[BUG] Pararell builds result in different module content
setuptools version
67.7.2
Python version
3.11.3
OS
Gentoo
Additional environment information
This is environment independent and will reproduce on any OS, and even Python/setuptools version.
Description
If setup.py defines two or more Extension, that share some a common source file (e.g. helpers.c containing helper functions used from both extensions) , then this file is compiled multiple times (which is not expected, but tolerable). But, when running parallel build, these compilers spawn to build said common file(s) step on each other toes and overwrite each other's result.

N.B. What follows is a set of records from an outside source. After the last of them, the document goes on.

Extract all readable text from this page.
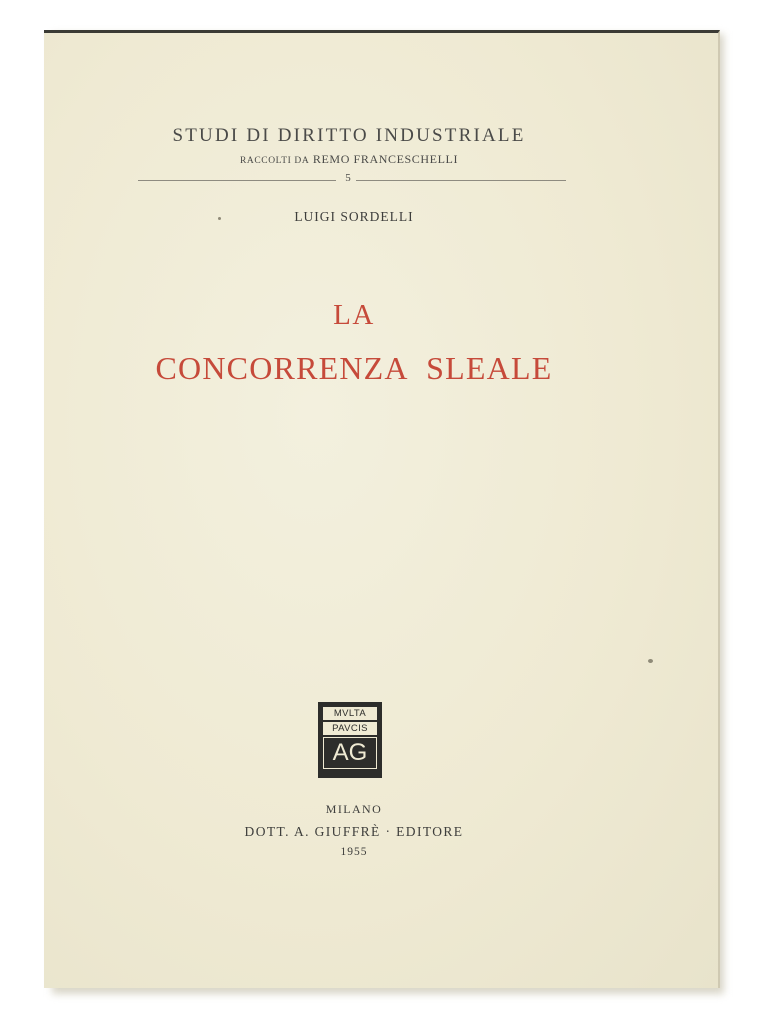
STUDI DI DIRITTO INDUSTRIALE
RACCOLTI DA REMO FRANCESCHELLI
5
LUIGI SORDELLI
LA
CONCORRENZA SLEALE
MVLTA
PAVCIS
AG
MILANO
DOTT. A. GIUFFRÈ · EDITORE
1955
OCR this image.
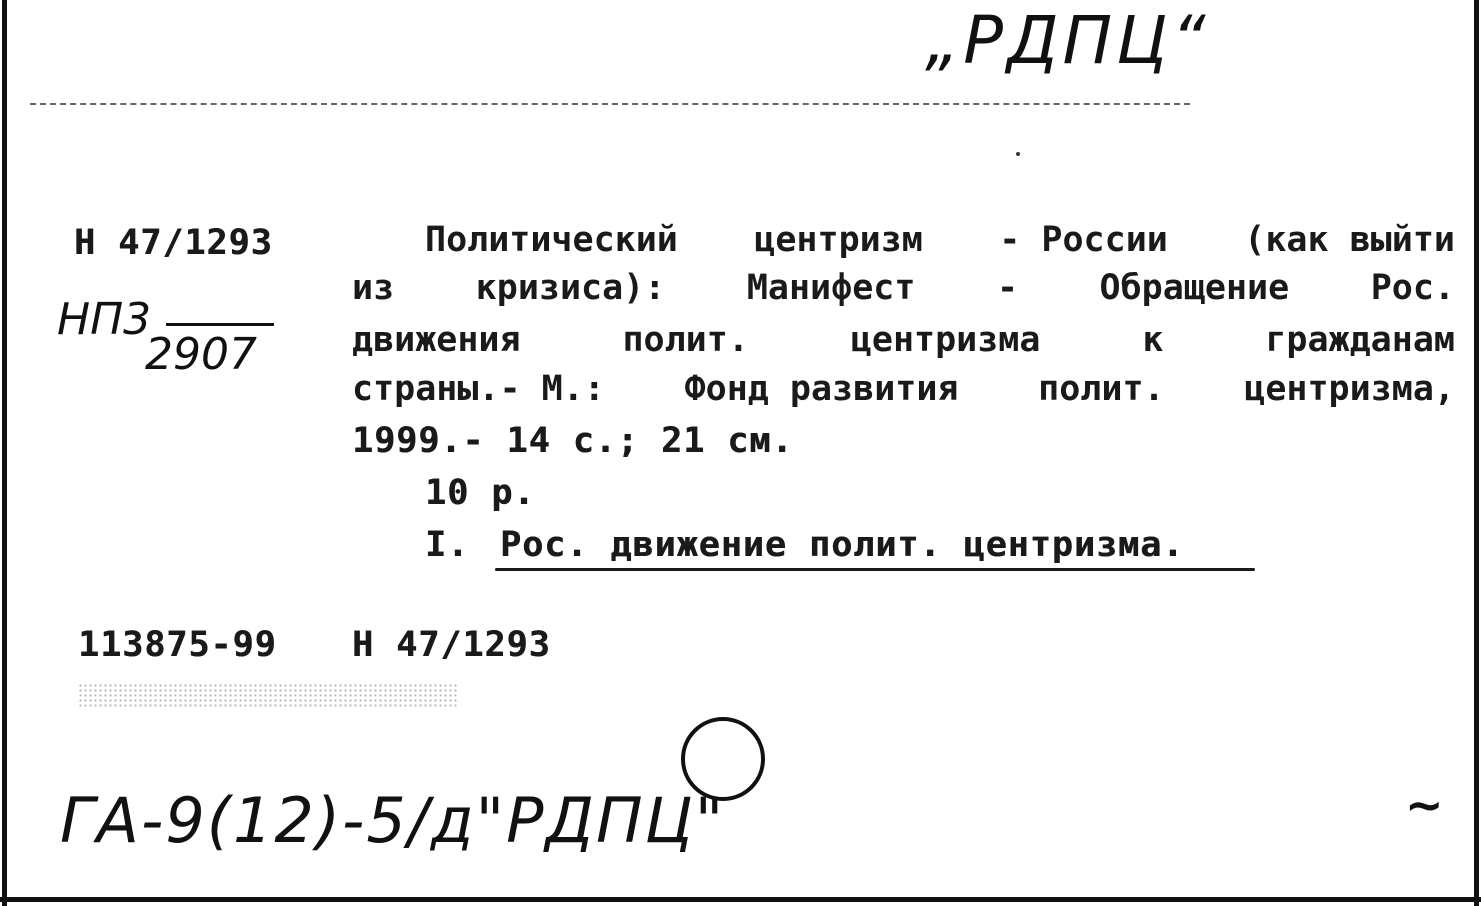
„РДПЦ“
Н 47/1293
НП3
2907
Политический центризм - России (как выйти
из кризиса): Манифест - Обращение Рос.
движения	полит.	центризма	к	гражданам
страны.- М.: Фонд развития полит. центризма,
1999.- 14 с.; 21 см.
10 р.
I. Рос. движение полит. центризма.
113875-99 Н 47/1293
ГА-9(12)-5/д"РДПЦ"	~
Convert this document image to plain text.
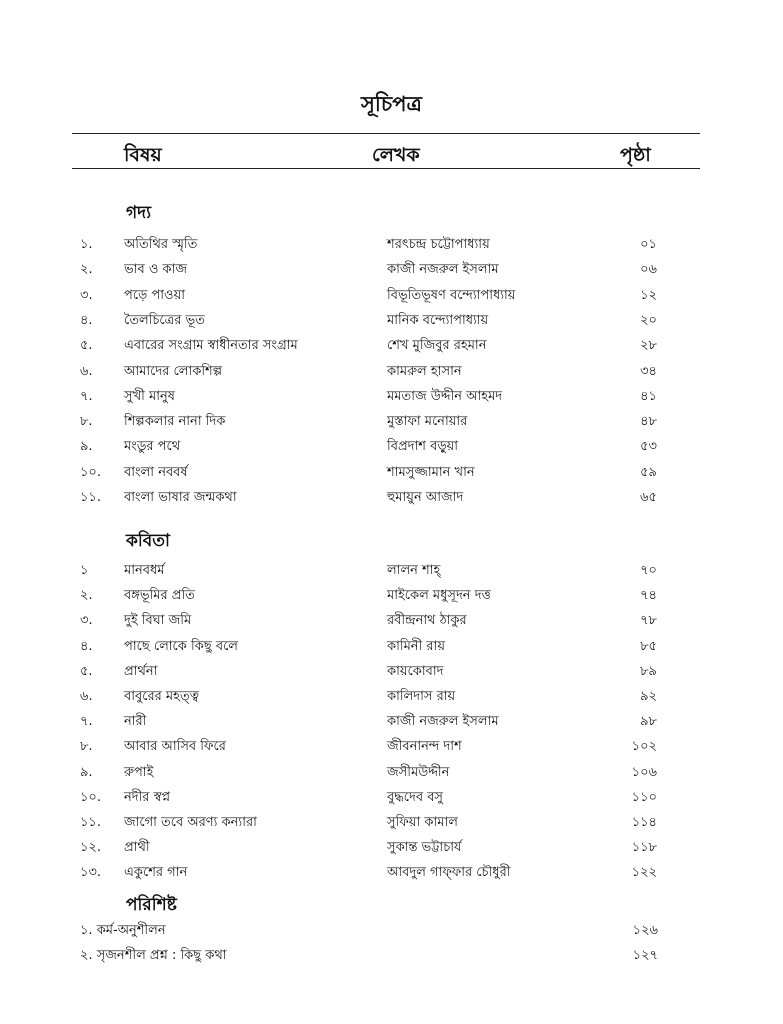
সূচিপত্র
বিষয়	লেখক	পৃষ্ঠা
গদ্য
১. অতিথির স্মৃতি	শরৎচন্দ্র চট্টোপাধ্যায়	০১
২. ভাব ও কাজ	কাজী নজরুল ইসলাম	০৬
৩. পড়ে পাওয়া	বিভূতিভূষণ বন্দ্যোপাধ্যায়	১২
৪. তৈলচিত্রের ভূত	মানিক বন্দ্যোপাধ্যায়	২০
৫. এবারের সংগ্রাম স্বাধীনতার সংগ্রাম	শেখ মুজিবুর রহমান	২৮
৬. আমাদের লোকশিল্প	কামরুল হাসান	৩৪
৭. সুখী মানুষ	মমতাজ উদ্দীন আহমদ	৪১
৮. শিল্পকলার নানা দিক	মুস্তাফা মনোয়ার	৪৮
৯. মংডুর পথে	বিপ্রদাশ বড়ুয়া	৫৩
১০. বাংলা নববর্ষ	শামসুজ্জামান খান	৫৯
১১. বাংলা ভাষার জন্মকথা	হুমায়ুন আজাদ	৬৫
কবিতা
১	মানবধর্ম	লালন শাহ্	৭০
২. বঙ্গভূমির প্রতি	মাইকেল মধুসূদন দত্ত	৭৪
৩. দুই বিঘা জমি	রবীন্দ্রনাথ ঠাকুর	৭৮
৪. পাছে লোকে কিছু বলে	কামিনী রায়	৮৫
৫. প্রার্থনা	কায়কোবাদ	৮৯
৬. বাবুরের মহত্ত্ব	কালিদাস রায়	৯২
৭. নারী	কাজী নজরুল ইসলাম	৯৮
৮. আবার আসিব ফিরে	জীবনানন্দ দাশ	১০২
৯. রুপাই	জসীমউদ্দীন	১০৬
১০. নদীর স্বপ্ন	বুদ্ধদেব বসু	১১০
১১. জাগো তবে অরণ্য কন্যারা	সুফিয়া কামাল	১১৪
১২. প্রাথী	সুকান্ত ভট্টাচার্য	১১৮
১৩. একুশের গান	আবদুল গাফ্‌ফার চৌধুরী	১২২
পরিশিষ্ট
১. কর্ম-অনুশীলন	১২৬
২. সৃজনশীল প্রশ্ন : কিছু কথা	১২৭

For the best experience let compiler/linker process .o file further, e.g. by turning on LTO.
I've originally met a variation of this bug here: https://bugs.gentoo.org/907718
And an example of a project that declares multiple Extension-s and yet uses this common helpers file is: https://gitlab.com/libvirt/libvirt-python/
In the Gentoo bug, there's a different variation of this very bug to be seen: after gcc produced libvirt-utils.o / typewrappers.o the linker started doing LTO (i.e. lto1 process was spawned), but then another gcc came and started rewriting one of those .o files disrupting already running linker. This is the error that can be found in attachment of the Gentoo bug:
lto1: error: build/temp.linux-x86_64-cpython-310/libvirt-utils.o: file too short
lto1: fatal error: errors during merging of translation units
And before this is disregarded beacuse LTO is unstable/experimental - I have a reproducer below without LTO.
Expected behavior
Build result should not depend on number of parallel jobs.
How to Reproduce
- Clone https://github.com/zippy2/setuptools_reproducer
- Follow steps from
Readme.txt, but basically, it's compiling the minimal reproducer two times: once with-j1and then with-j2to observe difference in resulted modules.
Output
Non-parallel build:
1) ./setup.py build -j1
2) objdump -d build/lib*/mod1*.so | grep -A5 myfunction
0000000000001135 <myfunction>:
1135: 55 push %rbp
1136: 48 89 e5 mov %rsp,%rbp
1139: b8 0c 00 00 00 mov $0xc,%eax
113e: 5d pop %rbp
113f: c3 ret
3) objdump -d build/lib*/mod2*.so | grep -A5 myfunction
0000000000001135 <myfunction>:
1135: 55 push %rbp
1136: 48 89 e5 mov %rsp,%rbp
1139: b8 2a 00 00 00 mov $0x2a,%eax
113e: 5d pop %rbp
113f: c3 ret
As expected, myfunction() returns value 12 for mod1 and value 42 for mod2.
Parallel build:
1) ./setup.py build -j2
2) objdump -d build/lib*/mod1*.so | grep -A5 myfunction
0000000000001135 <myfunction>:
1135: 55 push %rbp
1136: 48 89 e5 mov %rsp,%rbp
1139: b8 2a 00 00 00 mov $0x2a,%eax
113e: 5d pop %rbp
113f: c3 ret
3) objdump -d build/lib*/mod2*.so | grep -A5 myfunction
0000000000001135 <myfunction>:
1135: 55 push %rbp
1136: 48 89 e5 mov %rsp,%rbp
1139: b8 2a 00 00 00 mov $0x2a,%eax
113e: 5d pop %rbp
113f: c3 ret
This was also https://github.com/python/cpython/issues/87625 which has a reproducible test case. I recently hit it with https://github.com/sagemath/pplpy/ where several extensions share the same source file.
It's likely hard to solve since the solution is to get a fully defined project-wide build graph like a Makefile / ninja file, which would require serious rearchitecting of setuptools to accomplish.
pplpy could port to meson-python as I think sagemath is already interested in this (ppl_shim.cc can then become an object library linked into each extension), or somehow enforce -j1.
Unfortunately, meson-python is too new for anything that aims to support a non-bleeding edge distro (like CentOS Stream 9, Ubuntu 22.04, OpenSuse Leap 15, etc.) which is sensible requirement for any mature project. I mean, in libvirt we have a policy which grants users a transition period of two years to adapt to new major release. OTOH, I must say that rewriting libvirt-python (though, only locally for now) feels much cleaner than setuptools.
So setuptools is not willing to fix it, yet we can't use meson-python. What a pickle.